Entre Verdun et Faux-Fresnay : le long retour à la maison

05 décembre 2025

Perdre un proche pendant la Première Guerre mondiale était déjà une épreuve immense. Mais parfois, la douleur s’accompagnait de complications administratives et logistiques. Transport, autorisations, démarches… il fallait parfois des années pour que les corps puissent rejoindre la famille comme le montre l’histoire de Charles LOISELET, mon arrière-arrière-arrière-grand-père.

Le décès de Charles LOISELET

Charles LOISELET est originaire de Faux-Fresnay, un petit village au Sud de la Marne. En mars 1916, alors qu’il est mobilisé au front dans le secteur de Verdun, il contracte une pneumonie. Il est alors transporté à l’hôpital de Lyon, loin de sa famille et de sa commune d’origine, où il décède le 15 mars 1916.

Sa disparition bouleverse ses proches, qui doivent affronter le deuil à distance. Mais elle met aussi en lumière les difficultés liées au rapatriement des corps depuis les hôpitaux militaires ou les zones de conflit vers les villages d’origine.

Un corps bloqué et une inhumation provisoire

Après son décès à Lyon, le corps de Charles LOISELET est rapatrié. Mais cinq jours après son décès, le 20 mars 1916, il se retrouve bloqué à la gare de Sens.
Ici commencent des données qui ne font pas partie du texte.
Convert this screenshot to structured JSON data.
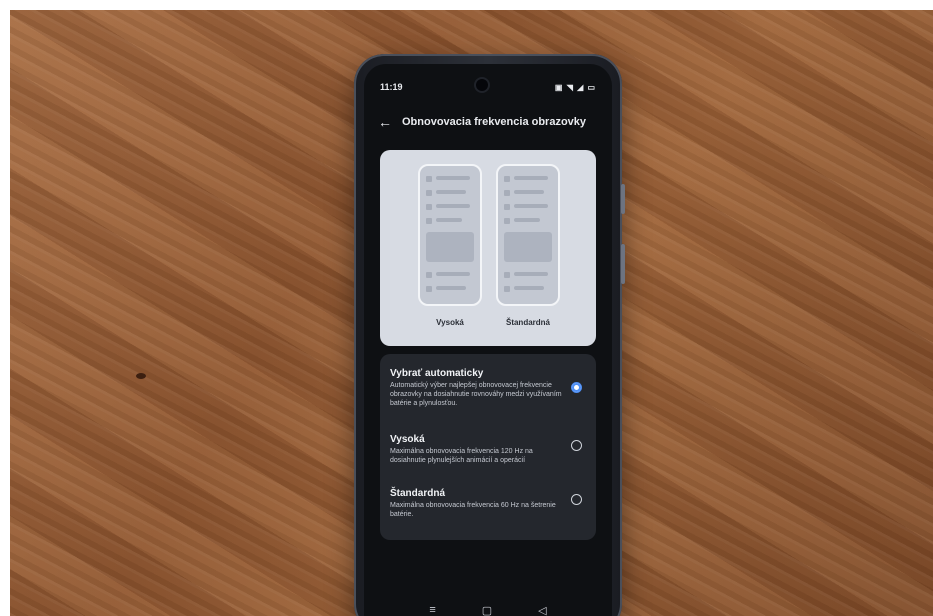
{
  "status_bar": {
    "time": "11:19",
    "icons": "▣ ◥ ◢ ▭"
  },
  "app_bar": {
    "back_icon": "←",
    "title": "Obnovovacia frekvencia obrazovky"
  },
  "preview": {
    "label_left": "Vysoká",
    "label_right": "Štandardná"
  },
  "options": [
    {
      "title": "Vybrať automaticky",
      "description": "Automatický výber najlepšej obnovovacej frekvencie obrazovky na dosiahnutie rovnováhy medzi využívaním batérie a plynulosťou.",
      "selected": true
    },
    {
      "title": "Vysoká",
      "description": "Maximálna obnovovacia frekvencia 120 Hz na dosiahnutie plynulejších animácií a operácií",
      "selected": false
    },
    {
      "title": "Štandardná",
      "description": "Maximálna obnovovacia frekvencia 60 Hz na šetrenie batérie.",
      "selected": false
    }
  ],
  "nav_bar": {
    "menu_icon": "≡",
    "home_icon": "▢",
    "back_icon": "◁"
  },
  "colors": {
    "accent": "#4e8ff5",
    "panel": "#24272d",
    "wood": "#9c6238"
  }
}
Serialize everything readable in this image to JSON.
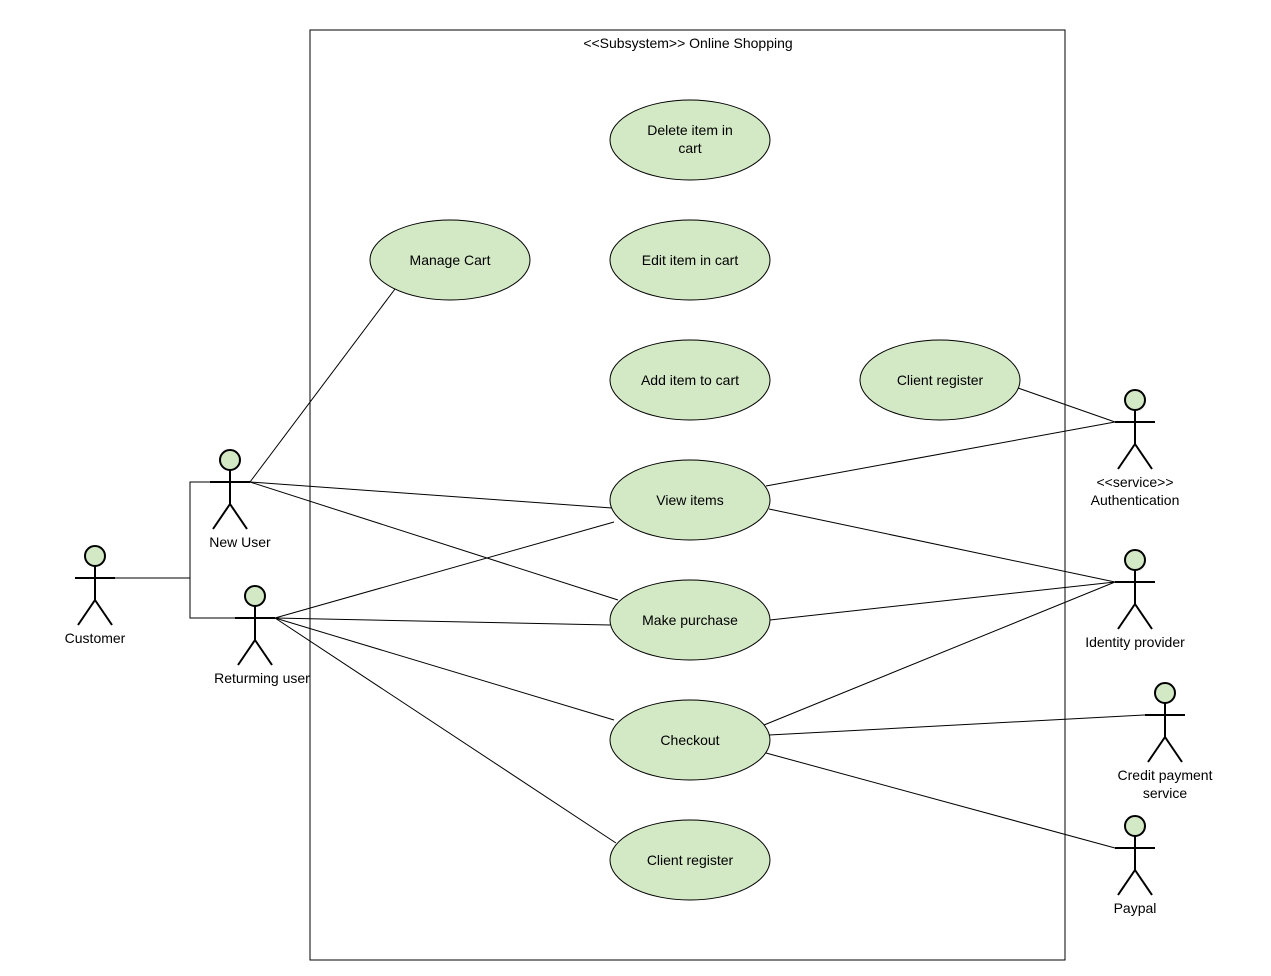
{
  "system": {
    "title": "<<Subsystem>> Online Shopping"
  },
  "actors": {
    "customer": "Customer",
    "newUser": "New User",
    "returningUser": "Returming user",
    "authLine1": "<<service>>",
    "authLine2": "Authentication",
    "identity": "Identity provider",
    "creditLine1": "Credit payment",
    "creditLine2": "service",
    "paypal": "Paypal"
  },
  "usecases": {
    "deleteItemLine1": "Delete item in",
    "deleteItemLine2": "cart",
    "editItem": "Edit item in cart",
    "addItem": "Add item to cart",
    "manageCart": "Manage Cart",
    "clientRegisterTop": "Client register",
    "viewItems": "View items",
    "makePurchase": "Make purchase",
    "checkout": "Checkout",
    "clientRegisterBottom": "Client register"
  }
}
L’autorité militaire refuse le transport vers la commune d’origine, la famille n’ayant apparemment pas effectué les démarches nécessaires pour autoriser le convoi entre Sens et Faux-Fresnay.
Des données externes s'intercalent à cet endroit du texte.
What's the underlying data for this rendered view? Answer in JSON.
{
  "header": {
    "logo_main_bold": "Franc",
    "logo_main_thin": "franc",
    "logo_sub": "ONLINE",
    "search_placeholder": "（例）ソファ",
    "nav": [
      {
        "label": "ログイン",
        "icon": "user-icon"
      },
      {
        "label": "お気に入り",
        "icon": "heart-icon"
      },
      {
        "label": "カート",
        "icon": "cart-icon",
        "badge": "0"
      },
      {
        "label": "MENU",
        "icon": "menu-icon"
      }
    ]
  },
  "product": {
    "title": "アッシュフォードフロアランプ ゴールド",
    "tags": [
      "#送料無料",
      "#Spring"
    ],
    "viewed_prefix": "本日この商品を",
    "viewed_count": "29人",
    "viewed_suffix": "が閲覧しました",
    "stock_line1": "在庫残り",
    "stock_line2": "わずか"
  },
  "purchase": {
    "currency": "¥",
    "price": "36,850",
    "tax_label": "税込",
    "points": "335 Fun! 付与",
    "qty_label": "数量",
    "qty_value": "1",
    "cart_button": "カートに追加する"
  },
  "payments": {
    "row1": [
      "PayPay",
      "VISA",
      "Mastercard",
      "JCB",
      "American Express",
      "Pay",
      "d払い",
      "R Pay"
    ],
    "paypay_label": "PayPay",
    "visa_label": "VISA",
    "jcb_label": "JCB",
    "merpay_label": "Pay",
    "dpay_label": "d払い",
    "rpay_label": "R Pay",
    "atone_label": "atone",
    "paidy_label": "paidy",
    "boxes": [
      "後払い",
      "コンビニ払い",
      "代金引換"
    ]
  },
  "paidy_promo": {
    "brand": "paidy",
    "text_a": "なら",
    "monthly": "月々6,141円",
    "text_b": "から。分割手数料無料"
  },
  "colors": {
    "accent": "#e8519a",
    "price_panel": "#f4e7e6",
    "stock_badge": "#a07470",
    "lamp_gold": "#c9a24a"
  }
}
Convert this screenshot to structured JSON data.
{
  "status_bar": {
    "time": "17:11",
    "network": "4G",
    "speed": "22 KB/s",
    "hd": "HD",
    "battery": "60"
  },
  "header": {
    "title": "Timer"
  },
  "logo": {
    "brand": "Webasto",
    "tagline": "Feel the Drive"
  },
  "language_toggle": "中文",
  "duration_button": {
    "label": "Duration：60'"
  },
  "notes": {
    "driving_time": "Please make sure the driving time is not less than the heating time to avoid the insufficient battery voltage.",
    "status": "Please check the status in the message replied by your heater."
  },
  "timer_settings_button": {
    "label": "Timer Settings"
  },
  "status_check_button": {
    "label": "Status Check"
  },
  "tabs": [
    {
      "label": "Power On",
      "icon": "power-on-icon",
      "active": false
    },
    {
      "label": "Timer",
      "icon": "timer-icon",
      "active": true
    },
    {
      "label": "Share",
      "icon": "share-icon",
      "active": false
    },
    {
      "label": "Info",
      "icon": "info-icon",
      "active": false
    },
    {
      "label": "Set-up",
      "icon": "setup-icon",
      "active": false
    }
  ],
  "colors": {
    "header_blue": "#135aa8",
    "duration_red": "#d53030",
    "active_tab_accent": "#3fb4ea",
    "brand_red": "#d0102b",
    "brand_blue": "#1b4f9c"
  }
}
Faute de solution immédiate, Charles est donc inhumé provisoirement dans le cimetière de Sens le 2 avril 1916. Cette inhumation temporaire lui offre un premier repos, mais laisse sa famille dans l’attente et l’espoir de pouvoir le rapatrier plus tard dans sa commune.
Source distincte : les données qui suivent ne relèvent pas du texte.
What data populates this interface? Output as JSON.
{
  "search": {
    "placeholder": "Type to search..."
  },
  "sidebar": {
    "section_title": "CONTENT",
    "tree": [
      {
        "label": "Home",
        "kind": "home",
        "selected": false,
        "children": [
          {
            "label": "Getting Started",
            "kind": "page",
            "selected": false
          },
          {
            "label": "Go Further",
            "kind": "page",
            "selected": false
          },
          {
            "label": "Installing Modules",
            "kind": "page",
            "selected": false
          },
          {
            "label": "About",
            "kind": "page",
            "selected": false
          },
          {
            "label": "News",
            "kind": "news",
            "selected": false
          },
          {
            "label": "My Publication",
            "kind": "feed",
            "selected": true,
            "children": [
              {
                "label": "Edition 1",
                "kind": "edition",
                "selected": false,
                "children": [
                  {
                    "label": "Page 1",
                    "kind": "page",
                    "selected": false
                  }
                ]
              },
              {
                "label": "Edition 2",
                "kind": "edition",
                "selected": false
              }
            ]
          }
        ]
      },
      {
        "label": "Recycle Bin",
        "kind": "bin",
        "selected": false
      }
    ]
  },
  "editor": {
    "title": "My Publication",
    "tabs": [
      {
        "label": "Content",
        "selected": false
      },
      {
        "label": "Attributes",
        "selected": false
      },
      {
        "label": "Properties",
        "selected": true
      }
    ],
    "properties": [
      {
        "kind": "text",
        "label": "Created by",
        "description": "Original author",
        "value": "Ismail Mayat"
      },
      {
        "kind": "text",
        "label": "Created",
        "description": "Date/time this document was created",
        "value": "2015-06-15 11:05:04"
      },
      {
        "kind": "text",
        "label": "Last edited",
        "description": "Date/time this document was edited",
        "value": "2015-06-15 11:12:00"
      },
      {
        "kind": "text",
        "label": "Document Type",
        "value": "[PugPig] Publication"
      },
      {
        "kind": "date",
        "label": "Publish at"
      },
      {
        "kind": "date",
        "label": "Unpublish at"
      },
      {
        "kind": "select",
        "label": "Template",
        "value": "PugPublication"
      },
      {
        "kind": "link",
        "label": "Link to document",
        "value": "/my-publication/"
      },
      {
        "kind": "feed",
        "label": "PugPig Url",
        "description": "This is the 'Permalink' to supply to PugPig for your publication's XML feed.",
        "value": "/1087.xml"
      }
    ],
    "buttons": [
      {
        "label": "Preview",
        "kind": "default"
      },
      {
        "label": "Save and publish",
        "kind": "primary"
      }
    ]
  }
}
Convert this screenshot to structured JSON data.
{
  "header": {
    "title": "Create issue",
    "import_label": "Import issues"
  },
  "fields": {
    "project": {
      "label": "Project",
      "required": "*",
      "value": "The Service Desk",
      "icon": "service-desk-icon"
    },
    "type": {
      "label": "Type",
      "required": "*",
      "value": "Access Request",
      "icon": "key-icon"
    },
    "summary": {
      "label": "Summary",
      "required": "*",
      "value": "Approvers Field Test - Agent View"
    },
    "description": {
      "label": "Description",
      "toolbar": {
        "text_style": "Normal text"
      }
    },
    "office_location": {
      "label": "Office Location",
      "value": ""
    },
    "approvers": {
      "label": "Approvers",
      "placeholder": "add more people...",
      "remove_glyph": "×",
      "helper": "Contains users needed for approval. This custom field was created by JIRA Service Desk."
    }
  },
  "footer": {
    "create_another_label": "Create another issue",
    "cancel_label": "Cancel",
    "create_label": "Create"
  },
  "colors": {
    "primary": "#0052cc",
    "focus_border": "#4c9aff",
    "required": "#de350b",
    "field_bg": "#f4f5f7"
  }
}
Les mois suivants sont marqués par des échanges épistolaires entre l’épouse de Charles, Amélie MORANT, et l’entreprise funéraire chargée du transport. Amélie refuse de payer certaines factures liées à cette inhumation temporaire et au transport du corps, tandis que l’entreprise souligne que la situation découle du manque de démarches de la famille. Les échanges deviennent de plus en plus tendus comme en témoigne une lettre datée du 18 juin 1916 dans laquelle l’entreprise écrit à Amélie : « Je voulais être conciliant avec vous mais je vois que vous mettez de la mauvaise volonté ».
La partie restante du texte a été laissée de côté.